The price of a pizza in Iraq: an eye and a leg

The price of a pizza in Iraq: an eye and a leg

Wed Aug 29, 2007 9:39AM EDT

By Peter Graff

BAGHDAD (Reuters) – Constantine Rodriguez had just fetched chilli peppers and was going out to get some onions when he heard the siren for an incoming rocket. All he remembers was a door blasting open and a loud explosion.

A quiet man from the former Portuguese colony of Goa in southwestern India, Rodriguez was working at a Pizza Hut restaurant at Taji, one of the main U.S. air bases in Iraq, when he was caught up in an attack.

He is lucky to be alive, said Lieutenant-Colonel Matthew Martin, the surgeon who treated him earlier this month at the 28th Combat Support Hospital in Baghdad. Shrapnel took out an eye, pulverized one of his legs and damaged his torso. He lost a lot of blood, but surgeons were able to save him.

As he lay recovering in hospital, all he could think of was the new wife he had left in India when he went to Iraq last year, and the 7 1/2-month-old baby he had never met.

“I had gotten the capsicum. And I was going to get onions,” Rodriguez told Reuters from his hospital bed. “I heard the siren … What happened after I don’t know.

“I don’t blame anybody. Just take care of me and my family. One leg. One eye. What can I do with my family now?”

The Kuwaiti firm that employed Rodriguez, Al Homaizi, operates 11 Pizza Huts, 13 Burger Kings and five Taco Bells on American bases in Iraq, said Joe Petrusich, who runs the firm’s Iraq restaurants.

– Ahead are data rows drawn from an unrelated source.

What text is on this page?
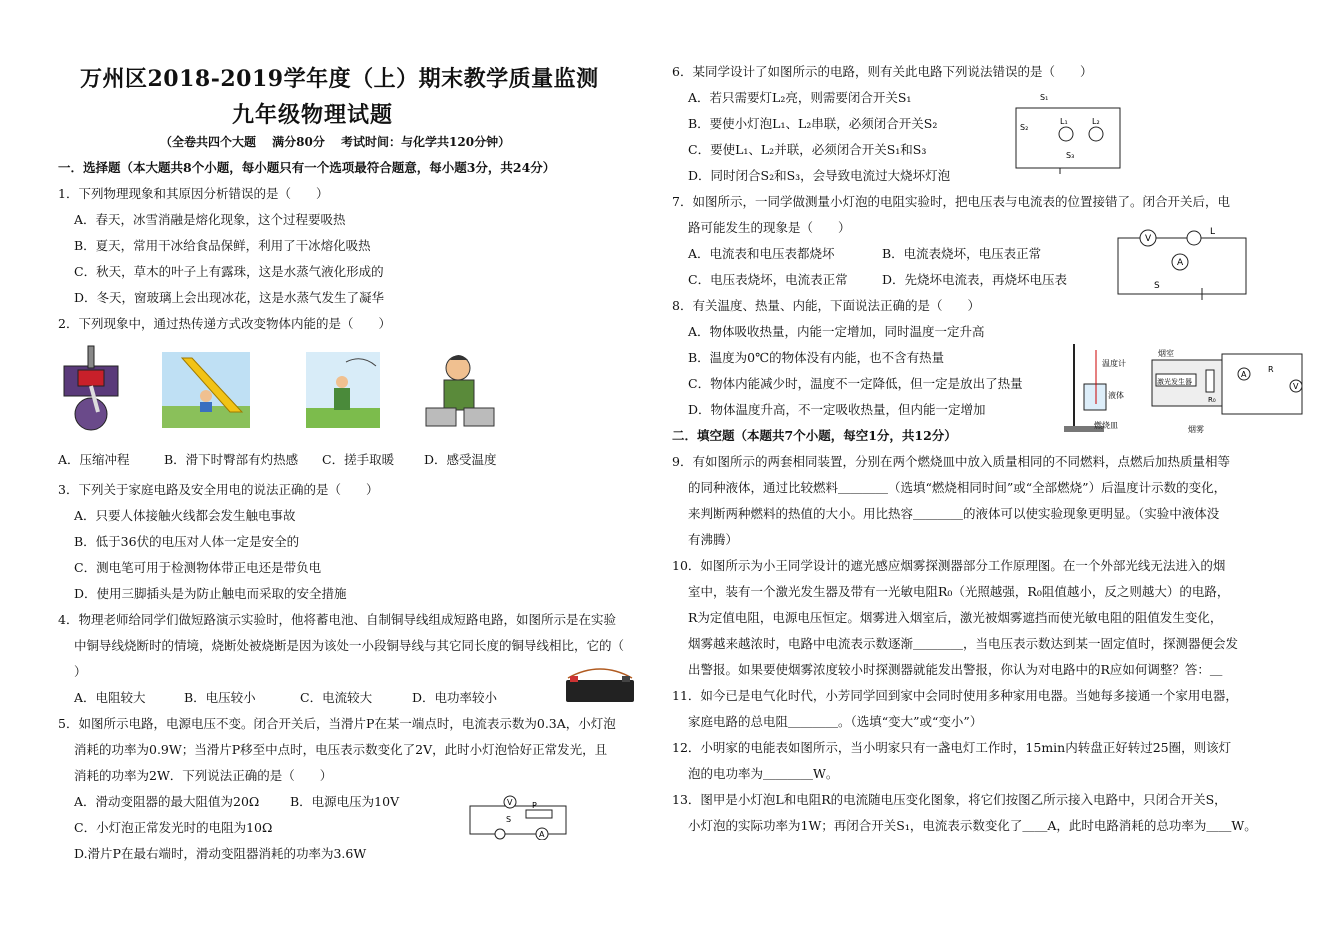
万州区2018-2019学年度（上）期末教学质量监测
九年级物理试题
（全卷共四个大题　 满分80分　 考试时间：与化学共120分钟）
一．选择题（本大题共8个小题，每小题只有一个选项最符合题意，每小题3分，共24分）
1．下列物理现象和其原因分析错误的是（　　）
A．春天，冰雪消融是熔化现象，这个过程要吸热
B．夏天，常用干冰给食品保鲜，利用了干冰熔化吸热
C．秋天，草木的叶子上有露珠，这是水蒸气液化形成的
D．冬天，窗玻璃上会出现冰花，这是水蒸气发生了凝华
2．下列现象中，通过热传递方式改变物体内能的是（　　）
A．压缩冲程	B．滑下时臀部有灼热感 C．搓手取暖 D．感受温度
3．下列关于家庭电路及安全用电的说法正确的是（　　）
A．只要人体接触火线都会发生触电事故
B．低于36伏的电压对人体一定是安全的
C．测电笔可用于检测物体带正电还是带负电
D．使用三脚插头是为防止触电而采取的安全措施
4．物理老师给同学们做短路演示实验时，他将蓄电池、自制铜导线组成短路电路，如图所示是在实验
中铜导线烧断时的情境，烧断处被烧断是因为该处一小段铜导线与其它同长度的铜导线相比，它的（
）
A．电阻较大	B．电压较小	C．电流较大	D．电功率较小
5．如图所示电路，电源电压不变。闭合开关后，当滑片P在某一端点时，电流表示数为0.3A，小灯泡
消耗的功率为0.9W；当滑片P移至中点时，电压表示数变化了2V，此时小灯泡恰好正常发光，且
消耗的功率为2W．下列说法正确的是（　　）
A．滑动变阻器的最大阻值为20Ω B．电源电压为10V
C．小灯泡正常发光时的电阻为10Ω
D.滑片P在最右端时，滑动变阻器消耗的功率为3.6W
V P
S
A
6．某同学设计了如图所示的电路，则有关此电路下列说法错误的是（　　）
A．若只需要灯L₂亮，则需要闭合开关S₁
B．要使小灯泡L₁、L₂串联，必须闭合开关S₂
C．要使L₁、L₂并联，必须闭合开关S₁和S₃
D．同时闭合S₂和S₃，会导致电流过大烧坏灯泡
S₁
S₂
S₃
L₁	L₂
7．如图所示，一同学做测量小灯泡的电阻实验时，把电压表与电流表的位置接错了。闭合开关后，电
路可能发生的现象是（　　）
A．电流表和电压表都烧坏	B．电流表烧坏，电压表正常
C．电压表烧坏，电流表正常	D．先烧坏电流表，再烧坏电压表
V
L
A
S
8．有关温度、热量、内能，下面说法正确的是（　　）
A．物体吸收热量，内能一定增加，同时温度一定升高
B．温度为0℃的物体没有内能，也不含有热量
C．物体内能减少时，温度不一定降低，但一定是放出了热量
D．物体温度升高，不一定吸收热量，但内能一定增加
温度计
液体
燃烧皿
烟室
激光发生器
R₀
A
R
V
烟雾
二．填空题（本题共7个小题，每空1分，共12分）
9．有如图所示的两套相同装置，分别在两个燃烧皿中放入质量相同的不同燃料，点燃后加热质量相等
的同种液体，通过比较燃料＿＿＿＿（选填“燃烧相同时间”或“全部燃烧”）后温度计示数的变化，
来判断两种燃料的热值的大小。用比热容＿＿＿＿的液体可以使实验现象更明显。（实验中液体没
有沸腾）
10．如图所示为小王同学设计的遮光感应烟雾探测器部分工作原理图。在一个外部光线无法进入的烟
室中，装有一个激光发生器及带有一光敏电阻R₀（光照越强，R₀阻值越小，反之则越大）的电路，
R为定值电阻，电源电压恒定。烟雾进入烟室后，激光被烟雾遮挡而使光敏电阻的阻值发生变化，
烟雾越来越浓时，电路中电流表示数逐渐＿＿＿＿，当电压表示数达到某一固定值时，探测器便会发
出警报。如果要使烟雾浓度较小时探测器就能发出警报，你认为对电路中的R应如何调整？答：＿
11．如今已是电气化时代，小芳同学回到家中会同时使用多种家用电器。当她每多接通一个家用电器，
家庭电路的总电阻＿＿＿＿。（选填“变大”或“变小”）
12．小明家的电能表如图所示，当小明家只有一盏电灯工作时，15min内转盘正好转过25圈，则该灯
泡的电功率为＿＿＿＿W。
13．图甲是小灯泡L和电阻R的电流随电压变化图象，将它们按图乙所示接入电路中，只闭合开关S，
小灯泡的实际功率为1W；再闭合开关S₁，电流表示数变化了＿＿A，此时电路消耗的总功率为＿＿W。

It employs about 300 workers, recruited in Kuwait but nearly all from poor countries in Asia: India, Bangladesh, Sri Lanka, Nepal and the Philippines.

They are a small part of the vast army behind the army — the tens of thousands of “TCNs” — “third-country nationals” — hired to feed U.S. troops, wash their laundry, build their compounds and clean their toilets, for salaries of at most several hundred dollars a month.

The U.S. military says that by contracting out tasks like cooking and cleaning, it can provide its soldiers with a better environment at a lower cost.

CONTROVERSY BACK HOME

For poor countries, allowing their citizens to work in Iraq has been controversial and often politically sensitive.

India has told its citizens not to work in Iraq since 2004, when three Indian contractors were kidnapped and demonstrators took to the streets at home complaining the government did too little to protect them.

But there is little a country can do to prevent its citizens taking work that pays much better than jobs at home.

The Philippines now puts stamps in new passports saying they are not valid for travel to Iraq.

Petrusich said the firm still employed Filipino workers in Iraq, as long as they have old passports without the stamps.

Al Homaizi is Pizza Hut’s franchise in Kuwait, with 45 restaurants in that oil-rich Gulf state, where nearly all workers are recruited from poor Asian countries. The firm offers staff at its Kuwait restaurants double pay if they go to Iraq.

For Rodriguez, that was the equivalent of about $450 a month, enough finally to find a wife and start a family back in India after 10 years of working in Kuwait. The average per capita income in Goa is about $1,100 a year.

Petrusich said Rodriguez would receive free medical care in Kuwait, including physiotherapy and a prosthetic leg, and one-off payments totaling 18,333 Kuwaiti dinars, about $55,000, if he is finally deemed permanently disabled.

“I’m very close to these guys. I’ve known all of them. I know we do everything we can,” he told Reuters by telephone from Kuwait. “It’s just an unfortunate situation that has happened.”